Let's check. To reduce inlining confusion, let's split it across multiple object files. So here's the interface:
typedef struct { int a; int b; } Pair; Pair return_pair(); void fill_pair(Pair* p); void fill_ints(int* a, int* b);
And the trivial implementation:
#include "lib.h" Pair return_pair() { Pair p = { 3, 5 }; return p; } void fill_pair(Pair* p) { p->a = 3; p->b = 5; } void fill_ints(int* a, int* b) { *a = 3; *b = 5; }
And finally here's main
to run it, including calls to the functions
so we can see what work the caller must do.

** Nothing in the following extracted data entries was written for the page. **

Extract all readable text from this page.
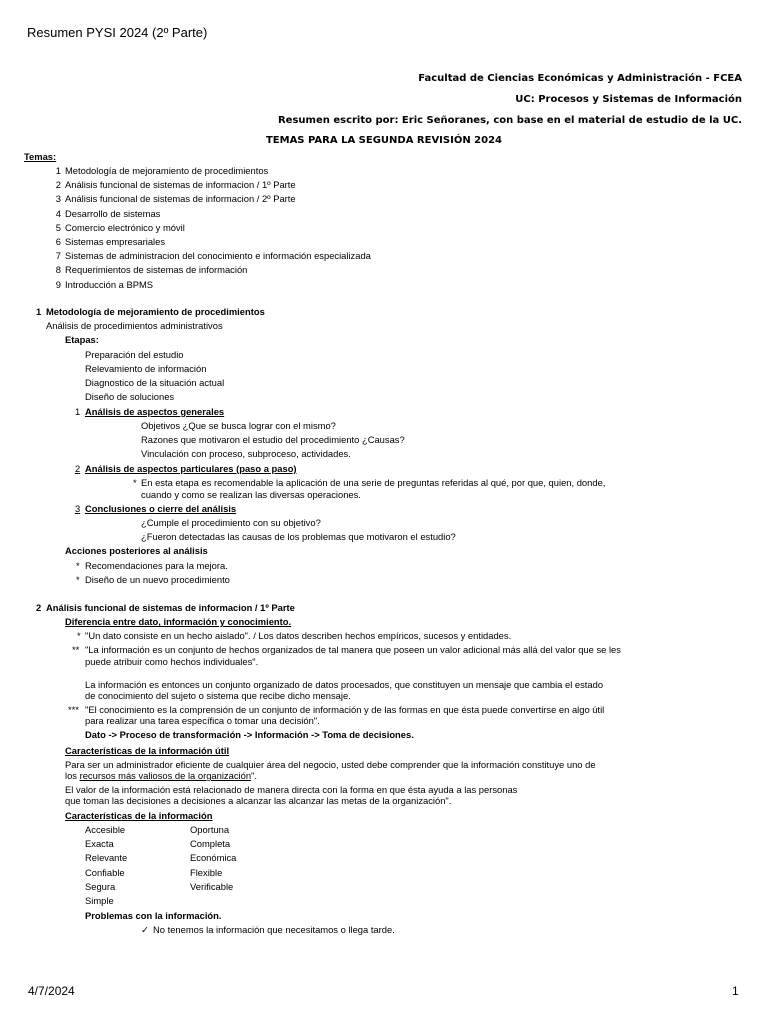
Resumen PYSI 2024 (2º Parte)
Facultad de Ciencias Económicas y Administración - FCEA
UC: Procesos y Sistemas de Información
Resumen escrito por: Eric Señoranes, con base en el material de estudio de la UC.
TEMAS PARA LA SEGUNDA REVISIÓN 2024
Temas:
1 Metodología de mejoramiento de procedimientos
2 Análisis funcional de sistemas de informacion / 1º Parte
3 Análisis funcional de sistemas de informacion / 2º Parte
4 Desarrollo de sistemas
5 Comercio electrónico y móvil
6 Sistemas empresariales
7 Sistemas de administracion del conocimiento e información especializada
8 Requerimientos de sistemas de información
9 Introducción a BPMS
1 Metodología de mejoramiento de procedimientos
Análisis de procedimientos administrativos
Etapas:
Preparación del estudio
Relevamiento de información
Diagnostico de la situación actual
Diseño de soluciones
1 Análisis de aspectos generales
Objetivos ¿Que se busca lograr con el mismo?
Razones que motivaron el estudio del procedimiento ¿Causas?
Vinculación con proceso, subproceso, actividades.
2 Análisis de aspectos particulares (paso a paso)
* En esta etapa es recomendable la aplicación de una serie de preguntas referidas al qué, por que, quien, donde,
cuando y como se realizan las diversas operaciones.
3 Conclusiones o cierre del análisis
¿Cumple el procedimiento con su objetivo?
¿Fueron detectadas las causas de los problemas que motivaron el estudio?
Acciones posteriores al análisis
* Recomendaciones para la mejora.
* Diseño de un nuevo procedimiento
2 Análisis funcional de sistemas de informacion / 1º Parte
Diferencia entre dato, información y conocimiento.
* "Un dato consiste en un hecho aislado". / Los datos describen hechos empíricos, sucesos y entidades.
** "La información es un conjunto de hechos organizados de tal manera que poseen un valor adicional más allá del valor que se les
puede atribuir como hechos individuales".
La información es entonces un conjunto organizado de datos procesados, que constituyen un mensaje que cambia el estado
de conocimiento del sujeto o sistema que recibe dicho mensaje.
*** "El conocimiento es la comprensión de un conjunto de información y de las formas en que ésta puede convertirse en algo útil
para realizar una tarea específica o tomar una decisión".
Dato -> Proceso de transformación -> Información -> Toma de decisiones.
Características de la información útil
Para ser un administrador eficiente de cualquier área del negocio, usted debe comprender que la información constituye uno de
los recursos más valiosos de la organización".
El valor de la información está relacionado de manera directa con la forma en que ésta ayuda a las personas
que toman las decisiones a decisiones a alcanzar las alcanzar las metas de la organización".
Características de la información
Accesible
Exacta
Relevante
Confiable
Segura
Simple
Oportuna
Completa
Económica
Flexible
Verificable
Problemas con la información.
✓ No tenemos la información que necesitamos o llega tarde.
4/7/2024	1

#include "lib.h" int main(int argc, char** argv) { Pair p1 = return_pair(); Pair p2; fill_pair(&p2); int a, b; fill_ints(&a, &b); return p1.a + p2.a + a; }
And now to a disassembler.
Starting with the last function, fill_ints()
. Passing in two
pointers means that two registers get addresses put into them:
0x00000000004004e7 <+23>: lea 0x8(%rsp),%rsi
0x00000000004004ec <+28>: lea 0xc(%rsp),%rdi
0x00000000004004f1 <+33>: callq 0x400530 <fill_ints>
and the implementation of fill_ints()
fills in the pointees. Pretty
much what you'd expect.
Dump of assembler code for function fill_ints:
0x0000000000400530 <+0>: movl $0x3,(%rdi)

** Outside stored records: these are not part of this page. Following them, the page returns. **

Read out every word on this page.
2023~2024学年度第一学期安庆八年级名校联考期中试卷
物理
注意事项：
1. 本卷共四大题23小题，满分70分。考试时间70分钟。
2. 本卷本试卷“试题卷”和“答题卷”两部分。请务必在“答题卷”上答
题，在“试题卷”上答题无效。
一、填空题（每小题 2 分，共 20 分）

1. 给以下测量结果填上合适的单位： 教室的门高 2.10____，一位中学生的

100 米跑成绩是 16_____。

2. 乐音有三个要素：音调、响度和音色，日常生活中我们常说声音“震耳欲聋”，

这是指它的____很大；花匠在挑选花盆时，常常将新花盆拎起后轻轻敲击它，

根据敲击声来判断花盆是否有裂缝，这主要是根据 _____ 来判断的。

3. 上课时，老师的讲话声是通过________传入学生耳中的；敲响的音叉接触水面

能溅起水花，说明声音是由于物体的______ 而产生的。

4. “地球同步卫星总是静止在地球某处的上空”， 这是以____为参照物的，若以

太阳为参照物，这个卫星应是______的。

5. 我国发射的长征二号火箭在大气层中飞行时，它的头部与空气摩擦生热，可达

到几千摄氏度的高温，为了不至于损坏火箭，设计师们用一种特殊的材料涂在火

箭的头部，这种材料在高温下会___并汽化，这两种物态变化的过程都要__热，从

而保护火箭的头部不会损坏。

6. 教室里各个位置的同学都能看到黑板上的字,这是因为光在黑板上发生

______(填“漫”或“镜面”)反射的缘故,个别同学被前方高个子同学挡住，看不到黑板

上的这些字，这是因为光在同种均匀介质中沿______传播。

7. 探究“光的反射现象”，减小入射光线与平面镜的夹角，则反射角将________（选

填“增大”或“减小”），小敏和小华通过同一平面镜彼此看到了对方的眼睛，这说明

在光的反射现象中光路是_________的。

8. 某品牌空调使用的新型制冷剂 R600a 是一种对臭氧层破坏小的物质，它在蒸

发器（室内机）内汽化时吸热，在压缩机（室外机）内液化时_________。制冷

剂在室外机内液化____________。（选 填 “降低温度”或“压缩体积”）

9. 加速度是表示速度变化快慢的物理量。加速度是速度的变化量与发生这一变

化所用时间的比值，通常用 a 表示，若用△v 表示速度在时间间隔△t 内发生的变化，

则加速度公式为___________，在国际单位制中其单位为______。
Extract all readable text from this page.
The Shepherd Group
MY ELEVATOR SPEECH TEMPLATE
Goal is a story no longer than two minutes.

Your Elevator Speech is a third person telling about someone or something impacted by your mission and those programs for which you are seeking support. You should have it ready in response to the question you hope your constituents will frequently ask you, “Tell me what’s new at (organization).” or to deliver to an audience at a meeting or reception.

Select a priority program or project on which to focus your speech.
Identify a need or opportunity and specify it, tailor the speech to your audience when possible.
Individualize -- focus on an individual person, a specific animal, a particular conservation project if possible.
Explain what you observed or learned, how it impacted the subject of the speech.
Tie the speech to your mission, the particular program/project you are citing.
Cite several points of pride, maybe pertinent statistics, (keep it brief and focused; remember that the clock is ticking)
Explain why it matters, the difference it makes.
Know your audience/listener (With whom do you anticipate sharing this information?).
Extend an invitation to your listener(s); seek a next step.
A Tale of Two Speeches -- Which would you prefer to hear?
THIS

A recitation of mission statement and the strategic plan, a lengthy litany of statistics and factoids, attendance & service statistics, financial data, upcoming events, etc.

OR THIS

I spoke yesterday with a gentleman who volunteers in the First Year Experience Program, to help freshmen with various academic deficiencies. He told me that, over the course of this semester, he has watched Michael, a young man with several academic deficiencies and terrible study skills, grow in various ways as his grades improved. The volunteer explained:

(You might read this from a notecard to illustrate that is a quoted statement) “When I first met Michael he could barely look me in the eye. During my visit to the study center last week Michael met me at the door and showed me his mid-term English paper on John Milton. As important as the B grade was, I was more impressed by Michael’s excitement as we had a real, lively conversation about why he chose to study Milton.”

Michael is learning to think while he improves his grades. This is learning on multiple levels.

0x0000000000400536 <+6>: movl $0x5,(%rsi)
0x000000000040053c <+12>: retq
The fill_pair
implementation is similar, but with just one pointer
and two offsets.
return_pair
is quite different:
Dump of assembler code for function return_pair:
0x0000000000400510 <+0>: movabs $0x500000003,%rax
0x000000000040051a <+10>: retq
Because two ints fit in a 64-bit register, the whole function can be implemented with one immediate load and no memory accesses!
But surely, you say, that's just because your Pair
type is simple.
How about pointers? If the second field were a pointer, it wouldn't
fit into a single register.
Here's what a pair of an int and a pointer compiles down to:
Dump of assembler code for function return_pair2:
0x0000000000400510 <+0>: mov $0x40062c,%edx
0x0000000000400515 <+5>: mov $0x3,%eax
0x000000000040051a <+10>: retq
Again no memory references, just registers.

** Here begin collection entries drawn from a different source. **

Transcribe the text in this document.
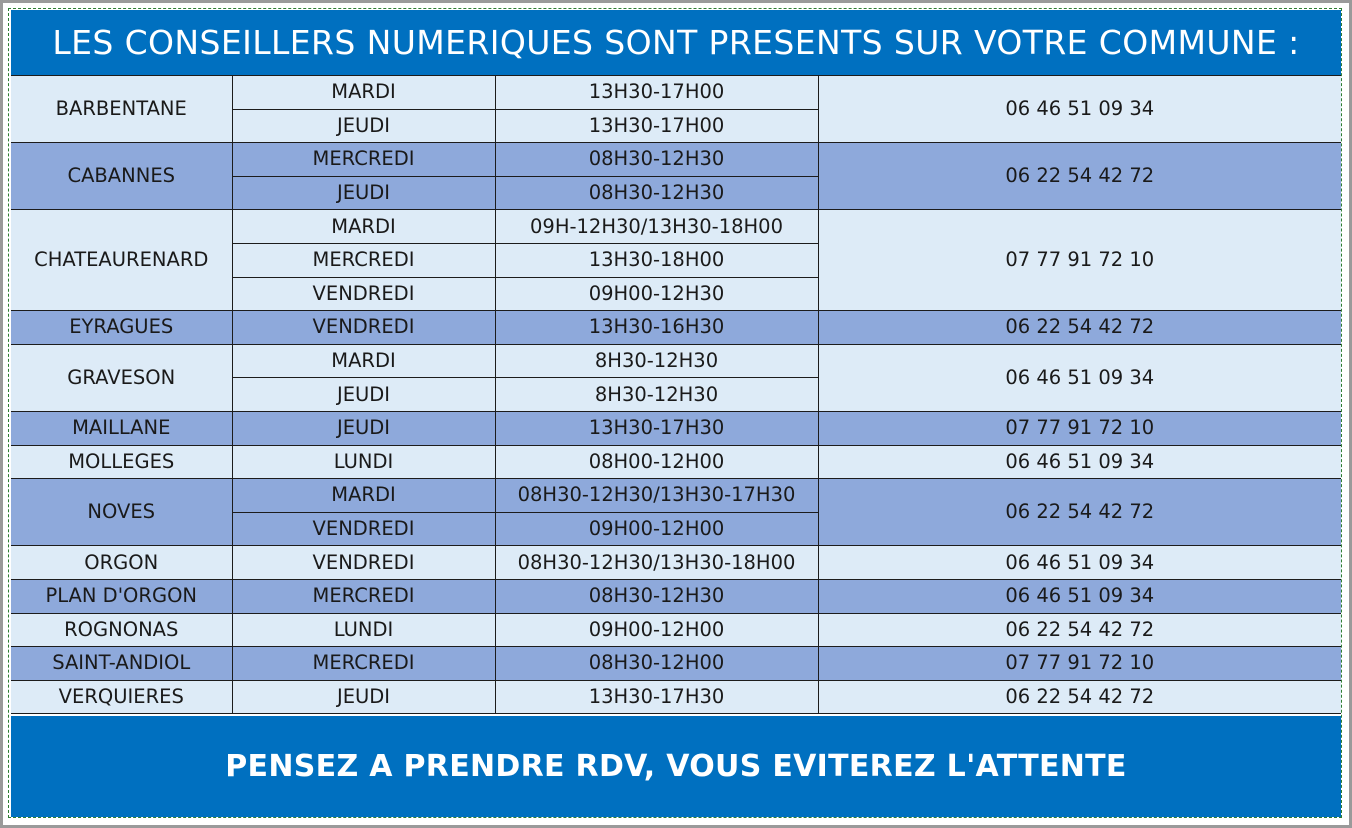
LES CONSEILLERS NUMERIQUES SONT PRESENTS SUR VOTRE COMMUNE :
BARBENTANE	MARDI	13H30-17H00	06 46 51 09 34
	JEUDI	13H30-17H00	
CABANNES	MERCREDI	08H30-12H30	06 22 54 42 72
	JEUDI	08H30-12H30	
CHATEAURENARD	MARDI	09H-12H30/13H30-18H00	07 77 91 72 10
	MERCREDI	13H30-18H00	
	VENDREDI	09H00-12H30	
EYRAGUES	VENDREDI	13H30-16H30	06 22 54 42 72
GRAVESON	MARDI	8H30-12H30	06 46 51 09 34
	JEUDI	8H30-12H30	
MAILLANE	JEUDI	13H30-17H30	07 77 91 72 10
MOLLEGES	LUNDI	08H00-12H00	06 46 51 09 34
NOVES	MARDI	08H30-12H30/13H30-17H30	06 22 54 42 72
	VENDREDI	09H00-12H00	
ORGON	VENDREDI	08H30-12H30/13H30-18H00	06 46 51 09 34
PLAN D'ORGON	MERCREDI	08H30-12H30	06 46 51 09 34
ROGNONAS	LUNDI	09H00-12H00	06 22 54 42 72
SAINT-ANDIOL	MERCREDI	08H30-12H00	07 77 91 72 10
VERQUIERES	JEUDI	13H30-17H30	06 22 54 42 72
PENSEZ A PRENDRE RDV, VOUS EVITEREZ L'ATTENTE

Ok, how about something that can't fit in multiple registers? Like say a buffer.
typedef struct { int a; int big[1024]; } Pair; Pair return_pair3();
and the associated code:
Pair return_pair3() { Pair p; p.a = 3; p.big[0] = 5; return p; }
Here's the dump:
Dump of assembler code for function return_pair3:
0x0000000000400510 <+0>: sub $0xfa0,%rsp
0x0000000000400517 <+7>: mov %rdi,%rax
0x000000000040051a <+10>: movl $0x3,(%rdi)
0x0000000000400520 <+16>: movl $0x5,0x4(%rdi)
0x0000000000400527 <+23>: add $0xfa0,%rsp
0x000000000040052e <+30>: retq
To "return" a large structure, the caller provides stack space for it
and the function fills in the caller's copy — sorta like the return
value optimization. This code is the same as the code that
explicitly passes a pointer. (I don't get why this function adjusts
%rsp
, it seems like it doesn't even use it...)
In each of these cases, returning by value seems to equal to or better in terms of generated code to the approaches using pointers. So why not do it?
Here are some reasons. (Note that I'm avoiding C++ here, which has its own additional complicated rules as described in the above wikipedia article.)
-
Most importantly, you need to create a new tuple type whenever you want to pass more than one value around. It is inconvenient, especially when the caller already has a variable handy for the value it wants to get back from the function and could just pass its address.
-
Passing structures via registers appears to be a newer ABI; gcc has
-fpcc-struct-return
and-freg-struct-return
to select between them. But my system appears to be built with return-via-registers on (it appears that it as introduced into gcc around the year 2000) and even when I manually select returning via memory it just meansreturn_pair
andreturn_pair2
decompose into the behavior ofreturn_pair3
. -
If your structure contains any character buffer the function gains a bunch of checking code due to
-fstack-protector
, removing the benefit.
-
For larger structures, you may have to worry about stack space. But such things don't belong on the stack in the first place; you are working with pointers to them to start with so functions that fill in those pointers are more convenient anyway.
-
(This point and the following were contributed by Jeffrey Yasskin after the post was first published.) If you return several different variables, depending on conditions inside the function, NRVO doesn't kick in. This is often a missed optimization in the compiler, but we still have to deal with it.
-
If the return value owns some allocated space, you can often save allocation time by passing in a variable that already has the space allocated.
-
Insert your reason here. What else am I missing?